Paris and Her Remarkable Women
By Lorraine Liscio
"By summoning these extraordinary women from the shadows throughout the city (shadows of time and shadows of neglect as women), I let them stand out alone or beside their celebrated male counterparts. After all, when visiting Paris, the more ghosts one meets, the better."—from the Introduction
To visit a city is to wander through its stories and glimpse its ghosts. This book evokes Paris from the Middle Ages through the twentieth century through the stories of sixteen exceptional women whose lives intersected with Paris in remarkable ways. The women profiled include: Geneviève, Héloïse, Christine de Pizan, Marquise de Sévigné, Madame de Maintenon, Madame du Châtelet, Madame Roland, Elisabeth Vigée Le Brun, Rachel, George Sand, Sarah Bernhardt, Camille Claudel, Marie Curie, Colette, Coco Chanel, and Simone de Beauvoir.
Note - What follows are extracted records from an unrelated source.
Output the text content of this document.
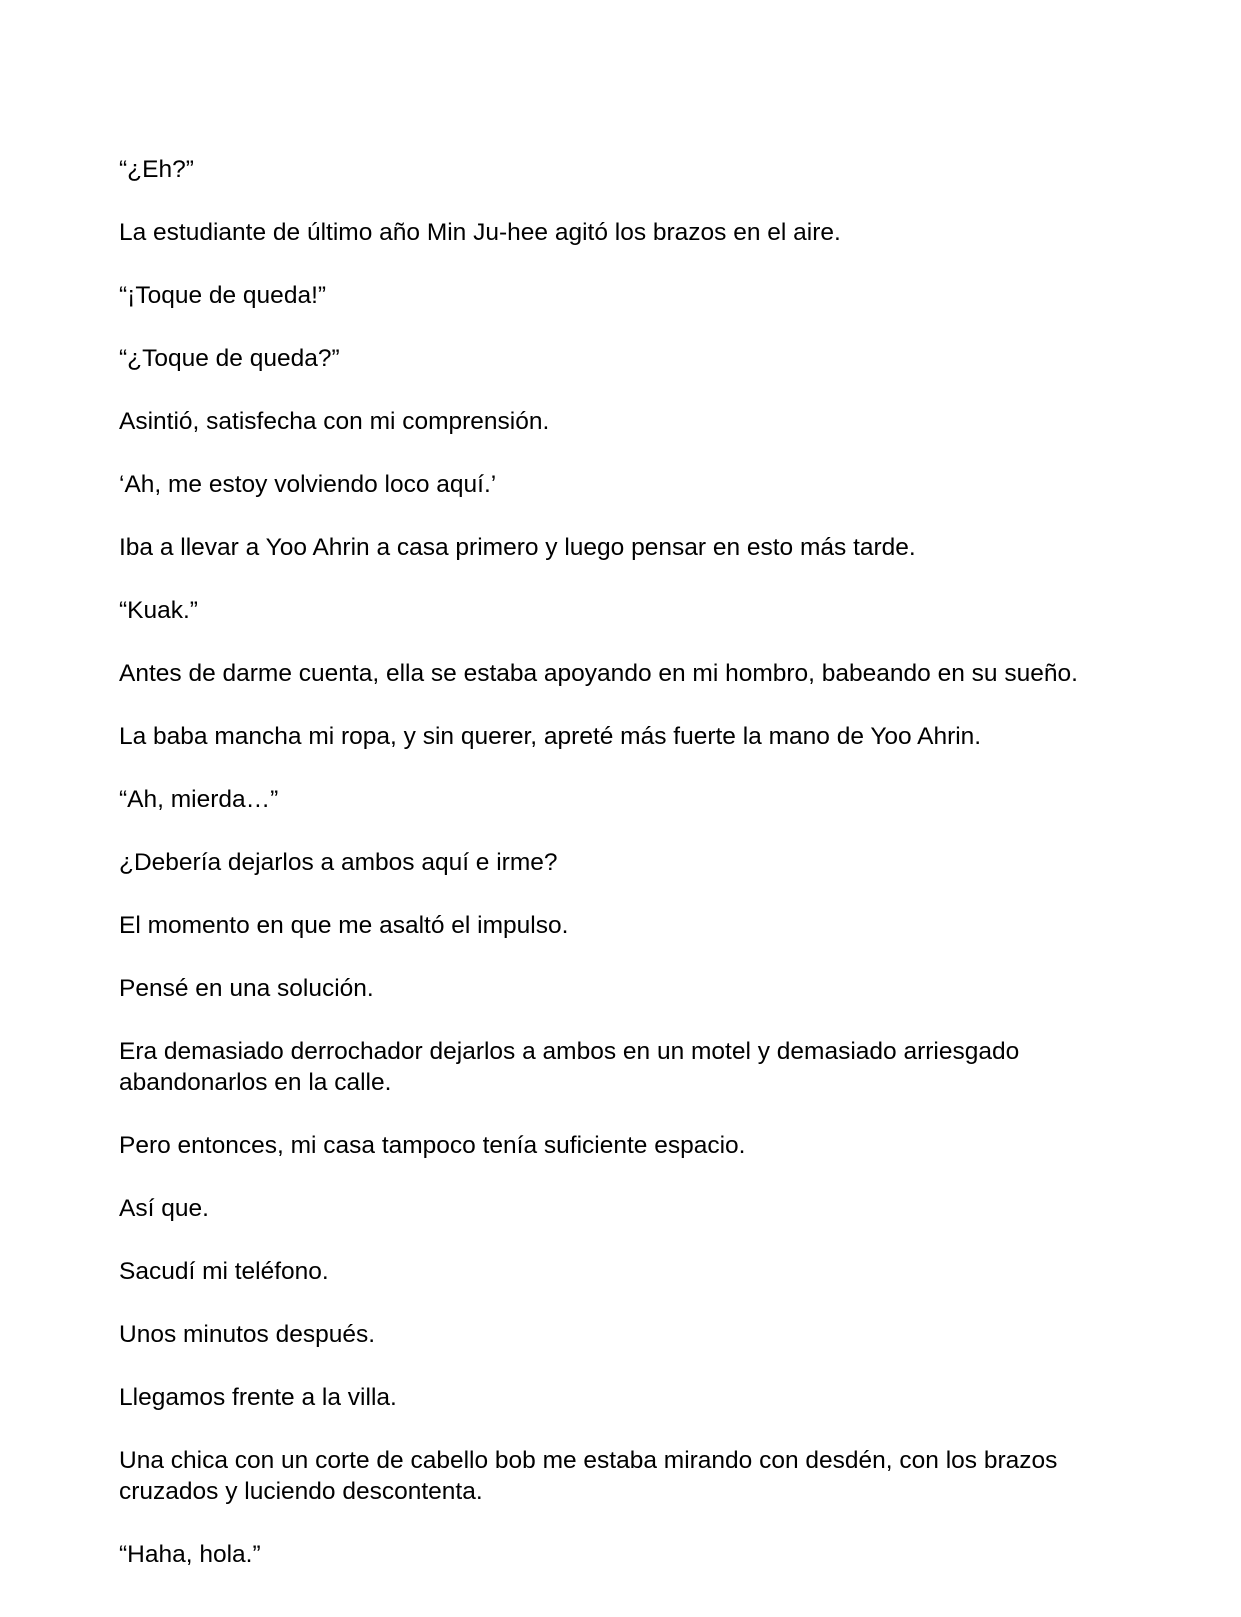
“¿Eh?”

La estudiante de último año Min Ju-hee agitó los brazos en el aire.

“¡Toque de queda!”

“¿Toque de queda?”

Asintió, satisfecha con mi comprensión.

‘Ah, me estoy volviendo loco aquí.’

Iba a llevar a Yoo Ahrin a casa primero y luego pensar en esto más tarde.

“Kuak.”

Antes de darme cuenta, ella se estaba apoyando en mi hombro, babeando en su sueño.

La baba mancha mi ropa, y sin querer, apreté más fuerte la mano de Yoo Ahrin.

“Ah, mierda…”

¿Debería dejarlos a ambos aquí e irme?

El momento en que me asaltó el impulso.

Pensé en una solución.

Era demasiado derrochador dejarlos a ambos en un motel y demasiado arriesgado abandonarlos en la calle.

Pero entonces, mi casa tampoco tenía suficiente espacio.

Así que.

Sacudí mi teléfono.

Unos minutos después.

Llegamos frente a la villa.

Una chica con un corte de cabello bob me estaba mirando con desdén, con los brazos cruzados y luciendo descontenta.

“Haha, hola.”
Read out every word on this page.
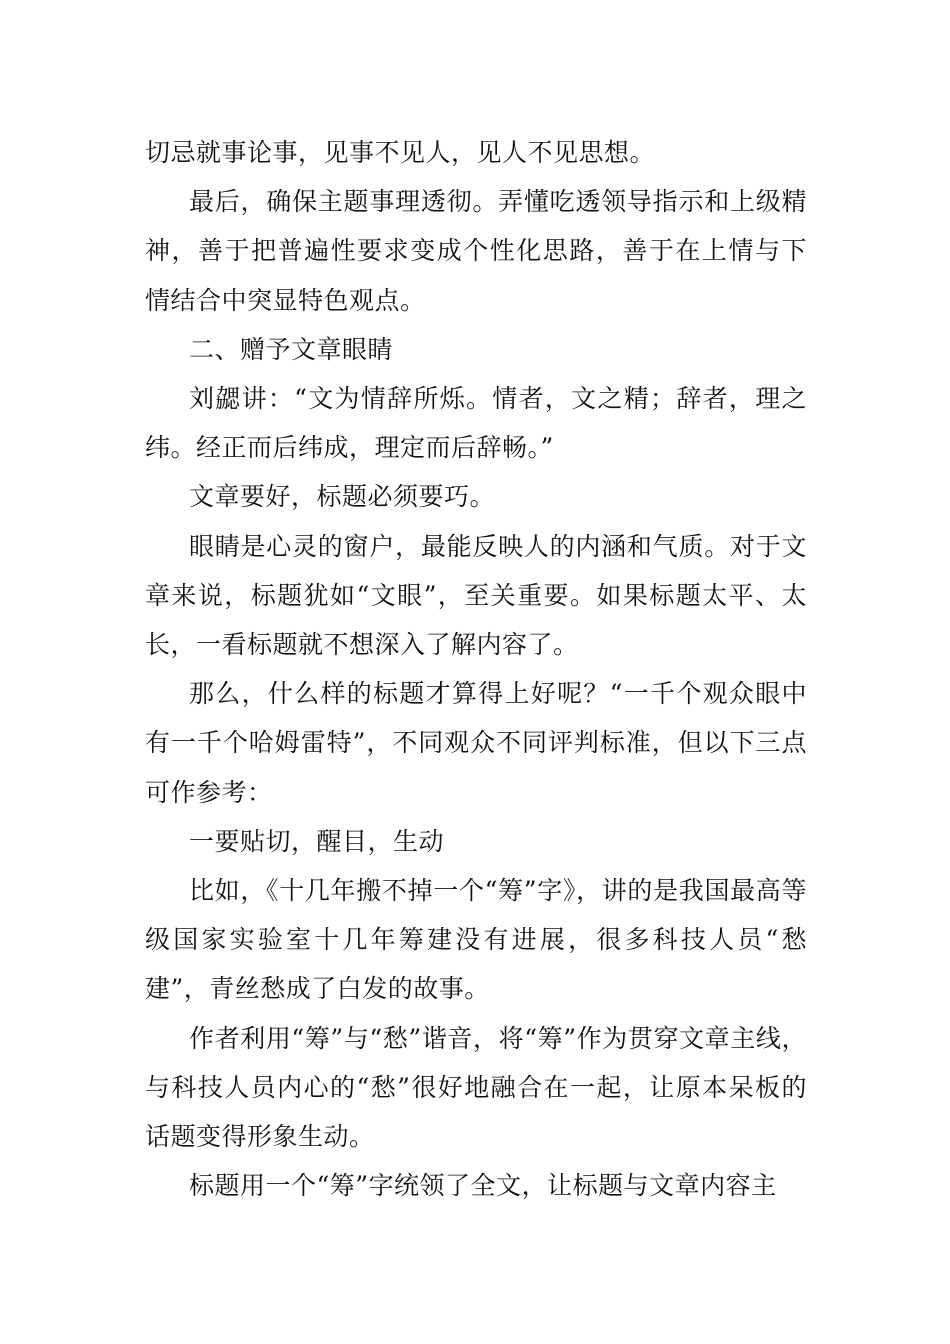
切忌就事论事，见事不见人，见人不见思想。

最后，确保主题事理透彻。弄懂吃透领导指示和上级精神，善于把普遍性要求变成个性化思路，善于在上情与下情结合中突显特色观点。

二、赠予文章眼睛

刘勰讲：“文为情辞所烁。情者，文之精；辞者，理之纬。经正而后纬成，理定而后辞畅。”

文章要好，标题必须要巧。

眼睛是心灵的窗户，最能反映人的内涵和气质。对于文章来说，标题犹如“文眼”，至关重要。如果标题太平、太长，一看标题就不想深入了解内容了。

那么，什么样的标题才算得上好呢？“一千个观众眼中有一千个哈姆雷特”，不同观众不同评判标准，但以下三点可作参考：

一要贴切，醒目，生动

比如，《十几年搬不掉一个“筹”字》，讲的是我国最高等级国家实验室十几年筹建没有进展，很多科技人员“愁建”，青丝愁成了白发的故事。

作者利用“筹”与“愁”谐音，将“筹”作为贯穿文章主线，与科技人员内心的“愁”很好地融合在一起，让原本呆板的话题变得形象生动。

标题用一个“筹”字统领了全文，让标题与文章内容主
Even those women whom most people thought they knew may prove surprising. Who would have guessed at the relation between Coco Chanel's convent school origins and her fashions? What are we to make of Emilie du Châtelet's fame as Voltaire's mistress when he touts her as a "great man whose only fault was being a woman"? Whenever possible, the author allows these women to speak for themselves: Manon Roland conveys how it felt to be sucked into the whirlwind events of the Revolution; Madame de Sévigné describes contemporary events like a reporter on assignment.
About the Author
Lorraine Liscio is a writer and editor who has taught at Boston College, where she was the Director of Women's Studies.